Achilles Torn wrote:Grouseman. Sorry to hear about your wife's recent blockage. I hope things are getting better.
This is an interesting trial to me as well. You mention ERRB pathways to get around EGFR inhibition. That interests me as I have ERRB4 mutation. Did the paper you read indicate having such a mutation would make EGFR inhibitors ineffective so maybe not the trial for me ?
Well - I went looking for the paper again and couldn't find it in any of my saved web pages about EGFr inhibitors which is one of the anticancer drug candidates I worked on (dacomitinib) in some of its early synthetic stages. It will likely depend on the ERBB4 mutation. The particular EGFr inhibitor in this study is Erbitux (Cetuximab) a Monoclonal antibody, that binds to the surface EGFr protein - I am not sure of the specific binding site. But generally its not usually the ATP binding pocket like small molecule EGFr inhibitors bind. I don't know to what extent the antibody binds to other ERbb family members. Probably non at all.

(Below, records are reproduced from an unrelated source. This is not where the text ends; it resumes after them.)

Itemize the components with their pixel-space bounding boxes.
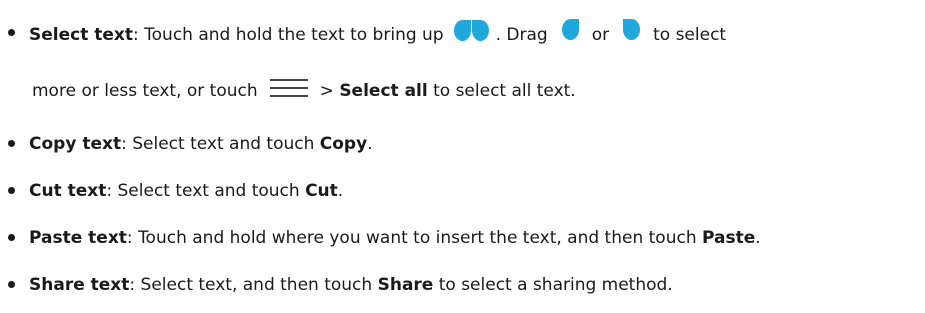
item-term: Share text <box>29 275 130 295</box>
item-text: . Drag <box>495 25 548 45</box>
item-text: > <box>319 81 340 101</box>
left-handle-icon <box>561 19 580 43</box>
menu-bar <box>269 87 308 89</box>
item-text: or <box>591 25 610 45</box>
item-line: Share text: Select text, and then touch … <box>29 274 673 296</box>
item-term: Copy text <box>29 134 122 154</box>
item-line: Copy text: Select text and touch Copy. <box>29 133 373 155</box>
item-text: Touch and hold where you want to insert … <box>138 228 702 248</box>
item-text: to select a sharing method. <box>433 275 673 295</box>
item-separator: : <box>126 228 139 248</box>
bullet-icon <box>8 140 15 147</box>
item-separator: : <box>133 25 145 45</box>
item-separator: : <box>121 134 133 154</box>
item-text: Touch and hold the text to bring up <box>144 25 444 45</box>
item-bold: Cut <box>305 181 338 201</box>
menu-icon <box>269 77 308 99</box>
item-separator: : <box>129 275 141 295</box>
item-text: . <box>337 181 344 201</box>
item-separator: : <box>106 181 118 201</box>
right-handle-icon <box>623 19 641 43</box>
item-bold: Paste <box>702 228 756 248</box>
right-handle-shape <box>471 20 489 41</box>
item-term: Select text <box>29 25 134 45</box>
item-text: . <box>367 134 373 154</box>
bullet-icon <box>8 234 15 241</box>
item-line: Cut text: Select text and touch Cut. <box>29 180 343 202</box>
item-bold: Select all <box>339 81 428 101</box>
left-handle-shape <box>453 20 471 41</box>
item-text: to select <box>653 25 727 45</box>
item-text: Select text and touch <box>117 181 306 201</box>
item-bold: Copy <box>319 134 368 154</box>
menu-bar <box>269 79 308 81</box>
list-item-continuation: more or less text, or touch > Select all … <box>32 77 576 102</box>
item-text: more or less text, or touch <box>32 81 258 101</box>
bulleted-list: Select text: Touch and hold the text to … <box>0 0 925 313</box>
selection-handles-icon <box>453 18 490 44</box>
item-bold: Share <box>377 275 434 295</box>
right-handle-shape <box>623 19 641 40</box>
bullet-icon <box>8 187 15 194</box>
bullet-icon <box>8 281 15 288</box>
item-line: Select text: Touch and hold the text to … <box>29 19 727 48</box>
item-term: Cut text <box>29 181 107 201</box>
item-line: Paste text: Touch and hold where you wan… <box>29 227 761 249</box>
menu-bar <box>269 95 308 97</box>
item-text: Select text, and then touch <box>140 275 378 295</box>
item-text: to select all text. <box>427 81 576 101</box>
item-text: . <box>755 228 761 248</box>
item-term: Paste text <box>29 228 127 248</box>
left-handle-shape <box>561 19 579 40</box>
item-text: Select text and touch <box>132 134 320 154</box>
bullet-icon <box>8 29 15 36</box>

The mutation you have they may not know if its driving your cancer or not. But I suspect that if it is the Erbitux will not bind to it anyway. You would need a different EGFr inhibitor that binds both EGFr and ERBB4. Wouldn't hurt if it also bound to the others Erbb2, 3 as well. Dacomitinib does bind EGFr, Erbb2 and Erbb4.
Here is a link about Erbb4: https://en.wikipedia.org/wiki/ERBB4
another about Dacomitinib: http://pubs.acs.org/doi/abs/10.1021/bk-2016-1239.ch008
It never hurt to ask the Clinical Trial manager if you qualify or not.
If I could create a clinical trial similar to this I would elect to use Dacomitinib + Keytruda instead.